What If Your Company Had an In-house Smile Detector?
Tokyo‘s Keihin Express Railway Company has one to measure its staff’s smiles.
Employees of the railway are required to smile into a camera and have their smile and facial structure analyzed by software to detect their happiness. The device analyzes the facial characteristics of a person, including eye movements, lip curves and wrinkles, and rates a smile on a scale between 0 and 100% using a camera and computer. Employees that fail to meet the smiling requirements, will be adviced to look less serious and more cheerful. Yikes.
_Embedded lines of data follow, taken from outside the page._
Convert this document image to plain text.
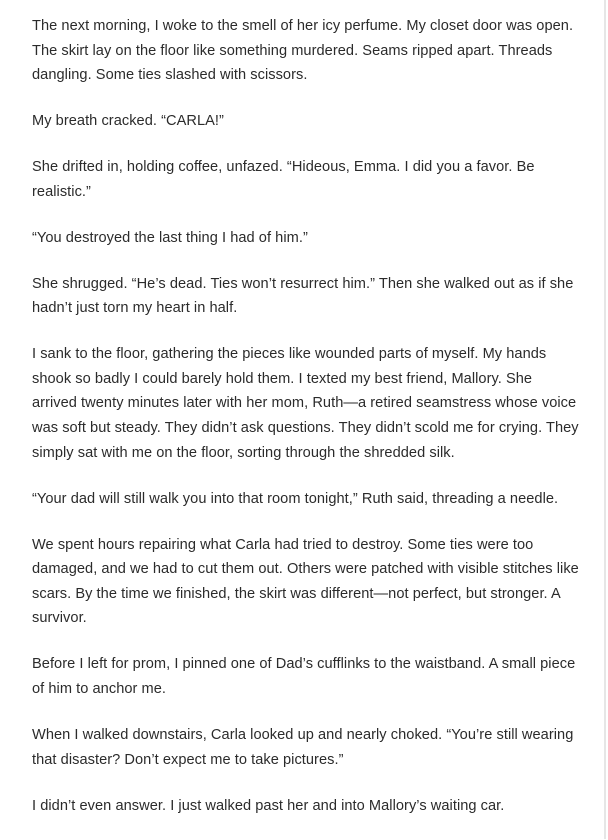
The next morning, I woke to the smell of her icy perfume. My closet door was open. The skirt lay on the floor like something murdered. Seams ripped apart. Threads dangling. Some ties slashed with scissors.

My breath cracked. “CARLA!”

She drifted in, holding coffee, unfazed. “Hideous, Emma. I did you a favor. Be realistic.”

“You destroyed the last thing I had of him.”

She shrugged. “He’s dead. Ties won’t resurrect him.” Then she walked out as if she hadn’t just torn my heart in half.

I sank to the floor, gathering the pieces like wounded parts of myself. My hands shook so badly I could barely hold them. I texted my best friend, Mallory. She arrived twenty minutes later with her mom, Ruth—a retired seamstress whose voice was soft but steady. They didn’t ask questions. They didn’t scold me for crying. They simply sat with me on the floor, sorting through the shredded silk.

“Your dad will still walk you into that room tonight,” Ruth said, threading a needle.

We spent hours repairing what Carla had tried to destroy. Some ties were too damaged, and we had to cut them out. Others were patched with visible stitches like scars. By the time we finished, the skirt was different—not perfect, but stronger. A survivor.

Before I left for prom, I pinned one of Dad’s cufflinks to the waistband. A small piece of him to anchor me.

When I walked downstairs, Carla looked up and nearly choked. “You’re still wearing that disaster? Don’t expect me to take pictures.”

I didn’t even answer. I just walked past her and into Mallory’s waiting car.
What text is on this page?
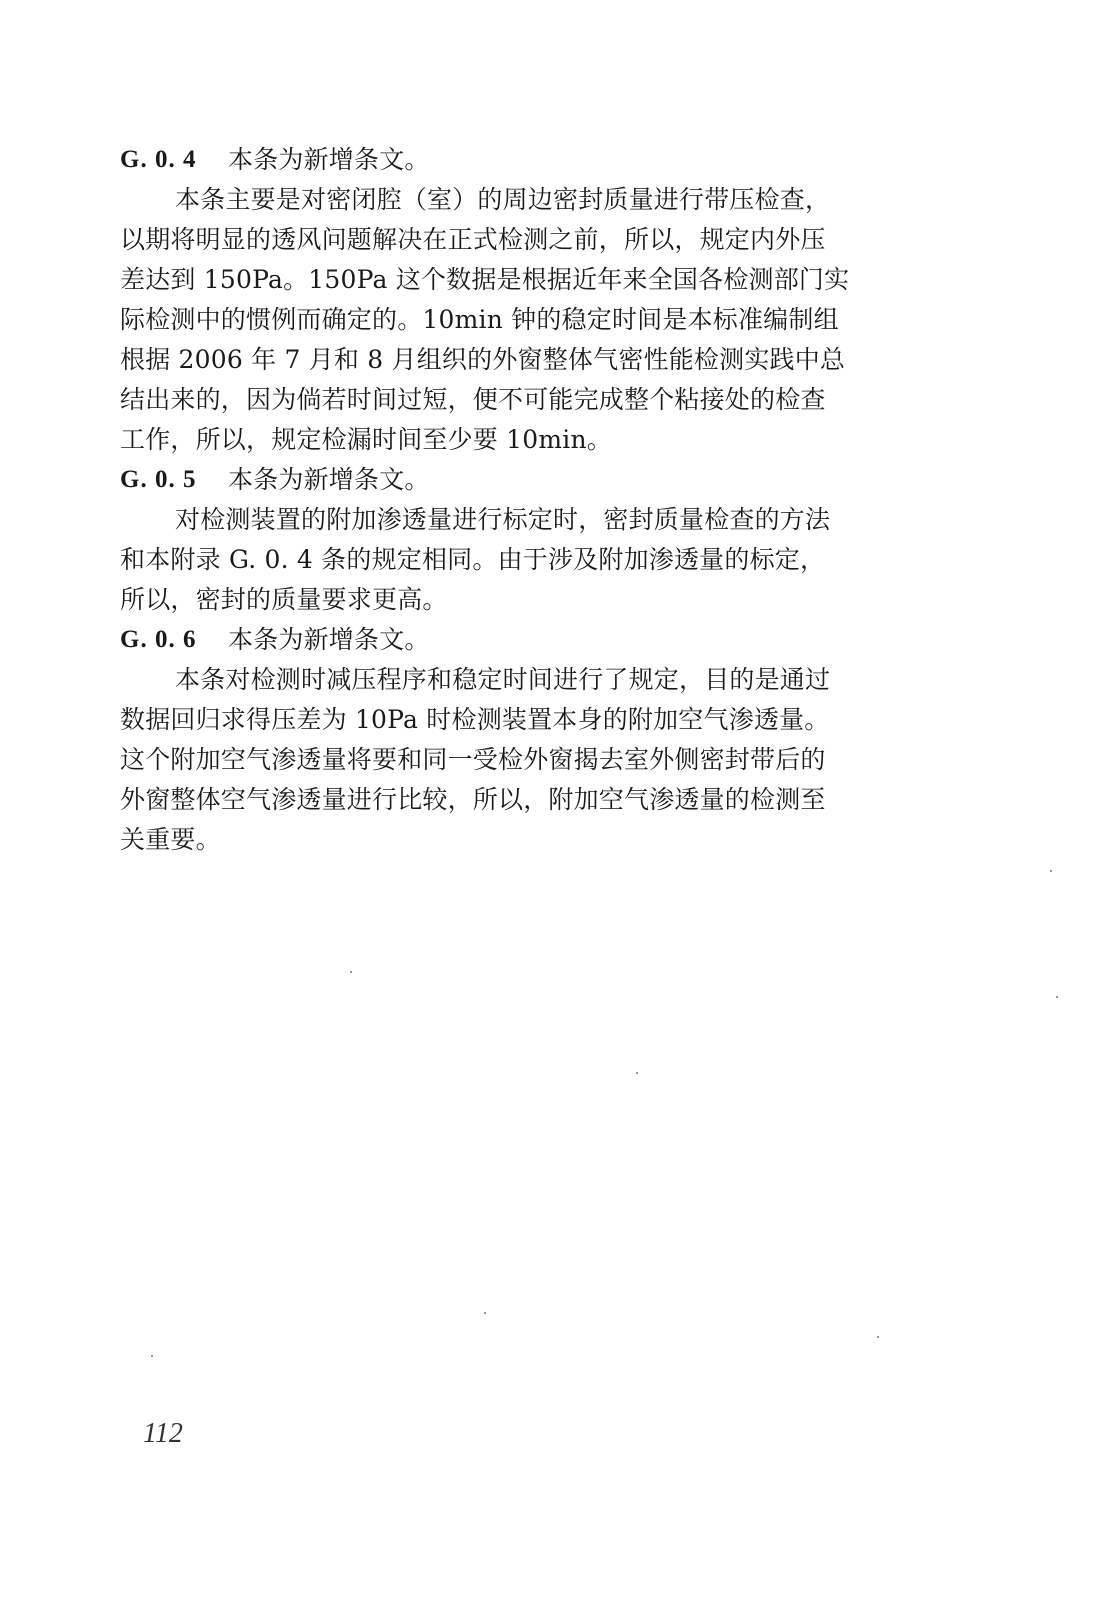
G. 0. 4	本条为新增条文。
本条主要是对密闭腔（室）的周边密封质量进行带压检查，
以期将明显的透风问题解决在正式检测之前，所以，规定内外压
差达到 150Pa。150Pa 这个数据是根据近年来全国各检测部门实
际检测中的惯例而确定的。10min 钟的稳定时间是本标准编制组
根据 2006 年 7 月和 8 月组织的外窗整体气密性能检测实践中总
结出来的，因为倘若时间过短，便不可能完成整个粘接处的检查
工作，所以，规定检漏时间至少要 10min。
G. 0. 5	本条为新增条文。
对检测装置的附加渗透量进行标定时，密封质量检查的方法
和本附录 G. 0. 4 条的规定相同。由于涉及附加渗透量的标定，
所以，密封的质量要求更高。
G. 0. 6	本条为新增条文。
本条对检测时减压程序和稳定时间进行了规定，目的是通过
数据回归求得压差为 10Pa 时检测装置本身的附加空气渗透量。
这个附加空气渗透量将要和同一受检外窗揭去室外侧密封带后的
外窗整体空气渗透量进行比较，所以，附加空气渗透量的检测至
关重要。
112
The Japanese value customer service and BBC emphasizes that it’s “standard practice on trains (in Japan) for smartly dressed conductors to bow deeply as they enter or leave a carriage.” Does that mean analyzing a smile as a measure for objective customer service isn’t much different?
Luckily, I smile a lot. I think I would pass the test frequently, but that’s an interesting and mechanical approach. I believe it’s largely cultural and wouldn’t be able to fly in a U.S. workplace. I can say that working in the service industry, your approach, looks and amicable personality is imperative so I see where they’re going but I’m a little weary that we now have machines to detect smiles instead of a friendly reminder from your boss.
How would you feel if you had to use a smile detector? Do you think this is beneficial practice for companies to implement or not?